Where Are They Now: Abby Gellman '17

In this series, our assistant director, Matt Lynn, connects with Novogratz Bridge Year alumni to see where life has taken them after Princeton.  In this installment, Matt speaks with Abigail Gellman, Class of 2017. In 2012-13, Abby traveled with Bridge Year to Dakar, Senegal, where she collaborated with Taxawu Suñuy Xalés (TSX), an organization that, until 2014, provided meals, basic first aid, and educational programming for Talibé in Yoff, Dakar.

The following includes excerpts from their conversation: 

Matt Lynn (ML): Hi Abby! Thanks for chatting with me. What are you up to these days?

Abby Gellman (AG): Hey Matt, great to meet you! I’m living in Seattle right now, and I am in my first year of law school at the University of Washington.

ML: Wow, congratulations. Would you tell me more about what led you to study law?

AG: At Princeton, I majored in history and I got a concentration in African American Studies. Through my academic work and involvement in volunteer and advocacy groups (The Petey Greene Program and Students for Prison Education, Abolition and Reform (SPEAR)), I became focused on addressing racial inequality and the enormous injustice of mass incarceration. My senior thesis documented two lesser-known prison uprisings in New Jersey that happened in the wake of the Attica prison rebellion in 1971.

After I graduated in 2017, I went to work at The Equal Justice Initiative (EJI), a nonprofit dedicated to fighting racial injustice and excessive punishment. Their Justice Fellowship was a dream job for me. I provided direct support, working with formerly incarcerated clients, and I managed incoming requests for legal assistance and did research related to EJI’s efforts to oppose the death penalty and to raise awareness about America’s enduring legacy of racism.

Following two years with EJI, I was not yet ready to return to school, so I sought out another professional experience and worked for the Federal Defenders of New York. Working as a paralegal gave me invaluable exposure to trial-level criminal defense from the time of arrest to conviction or acquittal. Two years there confirmed my desire to pursue a JD and practice public defense.

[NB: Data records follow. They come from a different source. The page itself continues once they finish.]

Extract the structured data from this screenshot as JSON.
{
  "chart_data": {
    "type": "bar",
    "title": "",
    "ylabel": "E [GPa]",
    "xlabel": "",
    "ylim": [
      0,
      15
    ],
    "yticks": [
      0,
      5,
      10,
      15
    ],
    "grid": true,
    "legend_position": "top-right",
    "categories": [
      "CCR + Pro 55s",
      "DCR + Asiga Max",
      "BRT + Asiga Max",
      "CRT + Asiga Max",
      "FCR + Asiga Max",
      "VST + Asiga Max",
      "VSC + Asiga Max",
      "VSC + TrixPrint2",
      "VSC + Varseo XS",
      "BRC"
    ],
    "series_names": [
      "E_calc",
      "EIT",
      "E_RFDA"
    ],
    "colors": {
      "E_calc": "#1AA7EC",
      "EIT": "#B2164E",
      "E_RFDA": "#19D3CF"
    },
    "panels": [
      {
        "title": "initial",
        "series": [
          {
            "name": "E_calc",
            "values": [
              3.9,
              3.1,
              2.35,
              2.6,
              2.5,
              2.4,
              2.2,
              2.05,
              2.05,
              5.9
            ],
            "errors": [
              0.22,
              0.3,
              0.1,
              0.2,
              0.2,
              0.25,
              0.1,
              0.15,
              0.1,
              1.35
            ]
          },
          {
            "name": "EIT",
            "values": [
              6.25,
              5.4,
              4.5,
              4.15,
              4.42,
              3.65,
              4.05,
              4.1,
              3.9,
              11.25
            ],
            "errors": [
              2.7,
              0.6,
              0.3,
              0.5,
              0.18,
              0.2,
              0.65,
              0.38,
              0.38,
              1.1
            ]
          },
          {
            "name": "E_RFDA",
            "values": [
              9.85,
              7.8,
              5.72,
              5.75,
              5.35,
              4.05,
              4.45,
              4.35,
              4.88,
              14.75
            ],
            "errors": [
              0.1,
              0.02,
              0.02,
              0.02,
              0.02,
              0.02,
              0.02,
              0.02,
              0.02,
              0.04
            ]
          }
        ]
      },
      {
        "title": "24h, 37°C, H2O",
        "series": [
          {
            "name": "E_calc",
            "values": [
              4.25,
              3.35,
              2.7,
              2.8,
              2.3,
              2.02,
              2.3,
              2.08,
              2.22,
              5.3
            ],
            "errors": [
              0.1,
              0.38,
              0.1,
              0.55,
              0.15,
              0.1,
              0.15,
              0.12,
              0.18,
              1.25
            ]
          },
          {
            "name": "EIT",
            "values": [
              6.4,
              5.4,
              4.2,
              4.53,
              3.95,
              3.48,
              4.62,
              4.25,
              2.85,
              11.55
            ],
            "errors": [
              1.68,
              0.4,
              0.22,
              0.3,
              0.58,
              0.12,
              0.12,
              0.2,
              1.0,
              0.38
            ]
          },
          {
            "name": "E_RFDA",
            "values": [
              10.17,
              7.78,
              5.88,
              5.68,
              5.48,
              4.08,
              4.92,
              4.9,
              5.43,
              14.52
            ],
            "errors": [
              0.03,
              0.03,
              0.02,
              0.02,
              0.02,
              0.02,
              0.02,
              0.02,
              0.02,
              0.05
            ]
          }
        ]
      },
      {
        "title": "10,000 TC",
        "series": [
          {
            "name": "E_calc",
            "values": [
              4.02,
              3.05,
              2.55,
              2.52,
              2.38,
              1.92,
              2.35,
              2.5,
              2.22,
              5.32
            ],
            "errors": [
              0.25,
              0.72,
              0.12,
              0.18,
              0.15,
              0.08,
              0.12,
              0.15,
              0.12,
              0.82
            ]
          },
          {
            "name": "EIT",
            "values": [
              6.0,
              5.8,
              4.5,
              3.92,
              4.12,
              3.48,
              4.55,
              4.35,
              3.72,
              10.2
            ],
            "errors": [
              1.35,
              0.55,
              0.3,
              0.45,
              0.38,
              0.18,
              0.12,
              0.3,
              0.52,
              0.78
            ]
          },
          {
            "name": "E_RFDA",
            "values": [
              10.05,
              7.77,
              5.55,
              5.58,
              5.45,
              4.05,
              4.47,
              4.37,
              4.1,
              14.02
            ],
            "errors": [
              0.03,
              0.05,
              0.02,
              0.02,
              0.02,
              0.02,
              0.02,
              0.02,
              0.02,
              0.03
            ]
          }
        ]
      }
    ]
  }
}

I am now in my first year (1L) of law school at the University of Washington as part of their Gates Public Service Law Scholarship, which asks students to work in public interest law for at least five years following graduation. I am so fortunate to be a part of this program, because I intend to spend my career in public interest law.

ML: Thanks for sharing; I am really inspired by your dedication. Are there any skills you developed on Bridge Year that have helped you along the way?

AG: Absolutely. I think that approaching any type of public service, especially when coming from a place of privilege, as I do, it is important to foreground the perspective of those people on behalf of whom you are working. Bridge Year played a large role in shaping my perspective on how important this is and instilled self-awareness, empathy, a sense of humor, and humility in working with diverse communities.

These social, emotional skills first developed during Bridge Year have helped me to recognize my limitations and preconceptions and to continually reassess what it means to work to support marginalized clients, which I think is crucial for any kind of social justice work.

Abby Gellman portrait photograph

Abby Gellman '17

Also, the Bridge Year alumni on campus shaped my interests in college and beyond. I looked up to many of the Bridge Year upperclassmen when I was a first-year student, and seeing how some of them furthered their interest in service while at Princeton played a significant role in guiding me where I am now.

ML: Do you have any final thoughts about Bridge Year that you think prospective students might find useful?

AG: I would just stress that it is such an incredibly rare opportunity. Sometimes I look back and cannot believe I got to immerse to that extent in a totally new environment. My year in Senegal was by far the most meaningful and formative year of my life. It shaped who I am, and it was such a stimulating and interesting period that only enhanced my undergraduate experience afterward.

I would also say, I recognize it may seem daunting to spend lengthy time away from family and friends. But for anybody who might have qualms, the community that Bridge Year inherently provides—through the other students and the on-site staff—is so, so supportive.

Now strikes me as a particularly meaningful time to participate in Bridge Year. Building cross-cultural relationships and exploring new places is a potent antidote to the disconnectedness and isolation so many of us have experienced during the pandemic.